New City Church: Update No. 3
I’m a white guy from Kansas who spent the better part of my childhood as what many would qualify as poor. My parents were young when they had my two brothers and me. We lived in a trailer house while my dad and mom were putting my dad through veterinarian school. I have no doubt that people drove by my home and labeled my family as “trash,” of both the trailer and white variety.
Fortunately, for me, those labels didn’t follow me out of that trailer park. Once my dad graduated and we were able to live a middle-class lifestyle, nobody looked down on me. Unlike others, I went to high school and never once thought about taking a different route home, whether the hood on my jacket was up, or where my hands were. I spoke with girls and never thought about what an animated conversation might look like to onlookers. I went on to college, then to grad school and to law school, and never worried that someone might think I was there simply because of the color of my skin. My professional life has involved career changes and several moves, but never once have I been reluctant to meet my new neighbors and wonder if my skin color would give someone pause.
The truth is, I don’t know what it is like to be black or brown in our culture. I know what it is like to be poor, left out, disrespected and hurt, but I don’t understand what it’s like to be a minority.
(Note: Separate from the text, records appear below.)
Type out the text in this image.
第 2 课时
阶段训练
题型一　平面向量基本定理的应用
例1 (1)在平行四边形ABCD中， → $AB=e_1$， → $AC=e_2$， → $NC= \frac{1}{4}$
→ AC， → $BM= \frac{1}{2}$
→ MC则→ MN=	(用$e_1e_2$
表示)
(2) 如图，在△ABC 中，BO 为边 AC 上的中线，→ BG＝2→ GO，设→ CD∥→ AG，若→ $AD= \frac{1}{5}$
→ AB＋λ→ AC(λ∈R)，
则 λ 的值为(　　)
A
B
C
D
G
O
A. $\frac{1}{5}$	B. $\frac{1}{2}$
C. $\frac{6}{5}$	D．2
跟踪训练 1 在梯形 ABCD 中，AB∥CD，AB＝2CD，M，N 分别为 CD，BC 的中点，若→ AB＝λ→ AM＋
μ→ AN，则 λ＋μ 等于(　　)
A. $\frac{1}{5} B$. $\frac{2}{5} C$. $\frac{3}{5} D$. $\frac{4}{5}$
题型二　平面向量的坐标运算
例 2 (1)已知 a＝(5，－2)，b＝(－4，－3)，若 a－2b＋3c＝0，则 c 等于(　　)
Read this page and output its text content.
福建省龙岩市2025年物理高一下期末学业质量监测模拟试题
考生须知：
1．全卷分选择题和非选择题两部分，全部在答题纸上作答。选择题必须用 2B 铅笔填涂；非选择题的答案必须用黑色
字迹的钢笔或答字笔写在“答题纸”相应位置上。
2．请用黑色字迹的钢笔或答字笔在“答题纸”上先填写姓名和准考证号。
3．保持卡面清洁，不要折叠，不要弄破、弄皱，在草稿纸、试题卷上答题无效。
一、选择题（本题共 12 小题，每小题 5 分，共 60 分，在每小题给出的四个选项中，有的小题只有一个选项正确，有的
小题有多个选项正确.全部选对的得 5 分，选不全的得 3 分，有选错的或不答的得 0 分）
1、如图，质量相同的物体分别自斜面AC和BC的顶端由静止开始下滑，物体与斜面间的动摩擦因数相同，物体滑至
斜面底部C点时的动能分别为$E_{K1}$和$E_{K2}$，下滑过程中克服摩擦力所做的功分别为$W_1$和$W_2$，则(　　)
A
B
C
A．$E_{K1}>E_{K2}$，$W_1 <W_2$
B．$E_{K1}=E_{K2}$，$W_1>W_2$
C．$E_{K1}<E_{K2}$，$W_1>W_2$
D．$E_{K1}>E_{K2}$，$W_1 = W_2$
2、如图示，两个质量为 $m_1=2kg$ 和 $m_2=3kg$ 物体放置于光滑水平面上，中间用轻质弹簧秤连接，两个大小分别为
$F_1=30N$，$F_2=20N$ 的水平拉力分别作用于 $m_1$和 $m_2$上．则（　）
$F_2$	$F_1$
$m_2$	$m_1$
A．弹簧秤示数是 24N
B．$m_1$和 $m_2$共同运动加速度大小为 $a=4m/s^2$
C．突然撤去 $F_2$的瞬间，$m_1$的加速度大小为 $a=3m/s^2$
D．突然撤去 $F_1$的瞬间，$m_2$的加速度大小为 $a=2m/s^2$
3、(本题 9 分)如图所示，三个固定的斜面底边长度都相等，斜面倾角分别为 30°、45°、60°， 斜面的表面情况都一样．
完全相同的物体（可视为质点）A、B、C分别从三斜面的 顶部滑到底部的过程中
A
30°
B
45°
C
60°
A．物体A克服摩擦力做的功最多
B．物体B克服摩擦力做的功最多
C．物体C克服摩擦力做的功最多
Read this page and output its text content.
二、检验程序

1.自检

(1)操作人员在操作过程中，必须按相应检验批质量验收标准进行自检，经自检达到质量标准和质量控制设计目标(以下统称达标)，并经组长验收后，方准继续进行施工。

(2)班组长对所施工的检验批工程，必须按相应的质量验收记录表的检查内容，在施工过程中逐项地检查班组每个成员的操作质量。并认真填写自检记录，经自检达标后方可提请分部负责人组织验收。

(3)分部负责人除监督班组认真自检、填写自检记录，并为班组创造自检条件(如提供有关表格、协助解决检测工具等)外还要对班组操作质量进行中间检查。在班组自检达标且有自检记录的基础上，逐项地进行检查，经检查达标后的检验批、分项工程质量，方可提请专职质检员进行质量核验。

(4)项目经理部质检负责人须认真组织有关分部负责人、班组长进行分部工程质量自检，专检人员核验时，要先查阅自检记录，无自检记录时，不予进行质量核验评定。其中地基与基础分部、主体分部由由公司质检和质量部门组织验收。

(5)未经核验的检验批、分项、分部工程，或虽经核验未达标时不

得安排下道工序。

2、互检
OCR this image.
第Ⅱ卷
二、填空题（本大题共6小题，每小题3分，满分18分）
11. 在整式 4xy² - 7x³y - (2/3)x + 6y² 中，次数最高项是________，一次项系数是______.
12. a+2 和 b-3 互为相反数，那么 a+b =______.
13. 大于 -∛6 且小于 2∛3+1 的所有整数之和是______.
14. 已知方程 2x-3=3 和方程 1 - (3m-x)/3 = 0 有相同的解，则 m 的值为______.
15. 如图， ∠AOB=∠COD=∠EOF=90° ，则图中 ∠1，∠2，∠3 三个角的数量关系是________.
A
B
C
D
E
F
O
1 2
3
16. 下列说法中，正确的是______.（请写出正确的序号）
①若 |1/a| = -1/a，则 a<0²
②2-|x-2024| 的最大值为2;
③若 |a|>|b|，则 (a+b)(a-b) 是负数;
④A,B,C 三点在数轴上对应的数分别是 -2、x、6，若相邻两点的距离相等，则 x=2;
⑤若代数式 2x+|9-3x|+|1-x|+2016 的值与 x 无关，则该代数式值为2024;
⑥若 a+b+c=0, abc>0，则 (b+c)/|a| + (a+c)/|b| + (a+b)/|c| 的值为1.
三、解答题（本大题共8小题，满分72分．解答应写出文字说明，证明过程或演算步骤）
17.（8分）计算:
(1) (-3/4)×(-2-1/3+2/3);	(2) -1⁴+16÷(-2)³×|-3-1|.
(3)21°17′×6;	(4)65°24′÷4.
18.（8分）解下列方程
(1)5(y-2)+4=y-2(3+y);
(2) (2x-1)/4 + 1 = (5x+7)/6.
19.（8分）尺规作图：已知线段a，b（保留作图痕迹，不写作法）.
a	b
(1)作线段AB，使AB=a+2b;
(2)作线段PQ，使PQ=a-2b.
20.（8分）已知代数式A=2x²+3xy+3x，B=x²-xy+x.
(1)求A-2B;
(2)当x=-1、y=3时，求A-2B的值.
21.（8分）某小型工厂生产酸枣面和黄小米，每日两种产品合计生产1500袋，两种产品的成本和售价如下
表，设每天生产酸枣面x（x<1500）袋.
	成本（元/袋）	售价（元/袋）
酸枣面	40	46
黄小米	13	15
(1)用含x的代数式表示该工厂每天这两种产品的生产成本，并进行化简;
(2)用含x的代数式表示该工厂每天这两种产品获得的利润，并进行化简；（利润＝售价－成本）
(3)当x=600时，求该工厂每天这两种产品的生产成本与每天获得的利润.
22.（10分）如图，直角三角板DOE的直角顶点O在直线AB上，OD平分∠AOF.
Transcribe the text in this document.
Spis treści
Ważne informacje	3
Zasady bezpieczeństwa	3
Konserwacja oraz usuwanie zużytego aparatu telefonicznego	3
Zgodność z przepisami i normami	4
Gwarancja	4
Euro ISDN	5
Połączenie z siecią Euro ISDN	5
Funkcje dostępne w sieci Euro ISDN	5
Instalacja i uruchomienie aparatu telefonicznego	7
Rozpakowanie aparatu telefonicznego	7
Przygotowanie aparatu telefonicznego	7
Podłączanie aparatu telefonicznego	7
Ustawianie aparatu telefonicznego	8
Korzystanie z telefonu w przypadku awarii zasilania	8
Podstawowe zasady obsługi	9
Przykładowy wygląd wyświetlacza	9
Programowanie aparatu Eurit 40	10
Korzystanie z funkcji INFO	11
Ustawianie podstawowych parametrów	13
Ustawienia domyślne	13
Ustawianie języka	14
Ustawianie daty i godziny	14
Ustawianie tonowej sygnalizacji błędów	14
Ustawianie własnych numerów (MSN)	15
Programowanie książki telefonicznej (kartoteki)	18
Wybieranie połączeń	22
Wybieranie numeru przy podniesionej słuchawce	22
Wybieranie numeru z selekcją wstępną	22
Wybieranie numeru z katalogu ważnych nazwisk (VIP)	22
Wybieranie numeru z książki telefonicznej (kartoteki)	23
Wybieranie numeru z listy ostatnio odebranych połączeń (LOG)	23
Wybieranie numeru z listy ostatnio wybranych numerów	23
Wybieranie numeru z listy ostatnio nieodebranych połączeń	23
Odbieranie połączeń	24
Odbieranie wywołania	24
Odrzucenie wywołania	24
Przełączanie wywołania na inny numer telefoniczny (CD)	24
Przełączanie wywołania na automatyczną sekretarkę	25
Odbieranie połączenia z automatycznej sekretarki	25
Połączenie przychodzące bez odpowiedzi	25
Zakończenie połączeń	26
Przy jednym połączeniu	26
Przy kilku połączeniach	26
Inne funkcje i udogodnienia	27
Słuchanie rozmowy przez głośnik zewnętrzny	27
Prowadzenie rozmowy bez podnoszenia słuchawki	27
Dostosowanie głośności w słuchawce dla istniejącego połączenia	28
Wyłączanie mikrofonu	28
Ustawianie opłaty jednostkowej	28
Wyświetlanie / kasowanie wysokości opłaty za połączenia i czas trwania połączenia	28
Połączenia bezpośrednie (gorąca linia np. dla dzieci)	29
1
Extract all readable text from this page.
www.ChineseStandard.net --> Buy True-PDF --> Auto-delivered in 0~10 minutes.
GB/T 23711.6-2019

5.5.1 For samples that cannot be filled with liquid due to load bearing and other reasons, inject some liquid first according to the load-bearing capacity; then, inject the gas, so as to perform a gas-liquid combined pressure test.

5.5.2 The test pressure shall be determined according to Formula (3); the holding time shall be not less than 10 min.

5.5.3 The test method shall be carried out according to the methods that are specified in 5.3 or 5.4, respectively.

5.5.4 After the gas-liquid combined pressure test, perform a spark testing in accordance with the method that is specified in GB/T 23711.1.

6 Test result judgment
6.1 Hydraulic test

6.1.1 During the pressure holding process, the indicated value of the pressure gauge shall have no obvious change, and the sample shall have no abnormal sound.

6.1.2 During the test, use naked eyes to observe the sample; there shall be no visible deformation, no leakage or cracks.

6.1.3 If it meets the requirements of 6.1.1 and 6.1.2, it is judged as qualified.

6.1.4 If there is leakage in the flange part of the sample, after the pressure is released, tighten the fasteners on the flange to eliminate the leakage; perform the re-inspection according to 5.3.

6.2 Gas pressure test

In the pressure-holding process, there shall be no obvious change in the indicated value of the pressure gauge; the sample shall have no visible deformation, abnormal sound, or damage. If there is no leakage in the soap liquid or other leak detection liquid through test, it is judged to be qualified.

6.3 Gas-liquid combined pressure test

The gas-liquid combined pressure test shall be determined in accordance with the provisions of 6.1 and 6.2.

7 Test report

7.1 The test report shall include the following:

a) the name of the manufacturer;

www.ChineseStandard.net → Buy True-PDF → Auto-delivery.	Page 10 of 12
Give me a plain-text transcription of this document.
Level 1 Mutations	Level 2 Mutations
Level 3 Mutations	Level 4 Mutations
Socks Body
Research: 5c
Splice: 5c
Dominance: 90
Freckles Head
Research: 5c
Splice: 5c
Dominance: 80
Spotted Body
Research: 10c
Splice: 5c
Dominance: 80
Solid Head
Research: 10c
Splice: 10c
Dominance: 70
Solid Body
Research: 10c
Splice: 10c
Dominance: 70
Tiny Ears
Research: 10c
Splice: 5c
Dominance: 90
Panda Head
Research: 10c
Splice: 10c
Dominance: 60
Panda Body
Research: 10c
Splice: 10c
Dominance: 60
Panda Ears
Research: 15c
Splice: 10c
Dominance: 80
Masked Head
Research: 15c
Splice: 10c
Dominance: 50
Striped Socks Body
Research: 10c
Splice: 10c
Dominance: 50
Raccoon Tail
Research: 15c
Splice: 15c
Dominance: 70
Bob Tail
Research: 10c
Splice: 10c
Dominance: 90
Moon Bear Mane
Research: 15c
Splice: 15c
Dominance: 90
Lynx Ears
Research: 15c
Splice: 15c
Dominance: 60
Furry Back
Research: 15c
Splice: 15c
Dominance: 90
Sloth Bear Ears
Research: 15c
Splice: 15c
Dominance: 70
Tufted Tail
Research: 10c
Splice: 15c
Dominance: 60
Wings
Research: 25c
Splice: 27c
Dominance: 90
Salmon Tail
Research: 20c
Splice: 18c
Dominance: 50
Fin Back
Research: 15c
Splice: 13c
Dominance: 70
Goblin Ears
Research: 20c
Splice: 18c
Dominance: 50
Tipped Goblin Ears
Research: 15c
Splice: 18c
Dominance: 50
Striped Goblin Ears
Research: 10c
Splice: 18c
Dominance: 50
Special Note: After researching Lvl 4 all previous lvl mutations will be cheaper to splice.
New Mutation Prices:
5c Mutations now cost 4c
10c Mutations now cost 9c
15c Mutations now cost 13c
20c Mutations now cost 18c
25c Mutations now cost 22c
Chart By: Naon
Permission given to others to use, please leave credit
Yet, I’ve never felt very comfortable being in a crowd of people just like me. I remember researching an assignment when I was a corporate lawyer that required me to research the boards of directors for Fortune 100 companies. What I saw there made me uncomfortable. I was looking in the mirror, albeit 25 years into the future: middle-aged white men with thinning, gray hair, wire-rimmed glasses and a red or blue tie. I’m not suggesting that these men did anything wrong to get to their positions of power, prestige and influence—but the lack of diversity was painfully obvious.
Today I’m approaching middle age, although I still have more brown than grey and prefer plastic frames to wire ones. I serve and lead a church in downtown Phoenix, Arizona. Our staff has nine full-time employees, including two Indian-American men, one African-American woman, one African-American man, two white women and three white men. In a word, we are diverse.
As great as it looks on the outside, being a diverse staff takes work. We disagree quite often around the conference table because we have such vastly different experiences. But I wouldn’t want it any other way.
Because our staff is unique, I often get asked if we hired this way intentionally. The answer: No and yes. We didn’t pass over certain candidates who were more qualified, but we did look out for diversity when hiring. I always want a staff that disagrees and sees things differently. I want to have my presuppositions challenged and my view of reality to be more closely aligned to actual reality. Perhaps most importantly, I want a staff that reflects our surrounding community. What we’re doing seems to be working, because the volunteer preaching collective that helps shape our weekend sermons is 50 percent nonwhite, and overall, more than one-third of our volunteers at New City are non-white.
One caution: Diversity should not become an idol. Diversity doesn’t replace the gospel as the church’s central message. If you live in a predominately white area, it will be more challenging and in many ways less authentic to the community to have a dramatically diverse staff. No one should feel like they are failing as long as their staff and church reflect the demographics of the surrounding community. But if you want to deeply understand ethnicity, privilege and prejudice, you have to surround yourself with people who are different than you.
Will we ever get to the point where skin color won’t matter? I’d like to say yes, but my hunch is we won’t—not on this earth and not until the implications of thousands of years of racial divides are behind us once and for all. Still, we are called to work toward that kind of world, especially in the church. As Christians we are called to be restorers and break down the walls that divide us. If each of us is humbly faithful to that goal in each of our contexts, imagine the kind of impact the church can have in society’s journey toward racial reconciliation.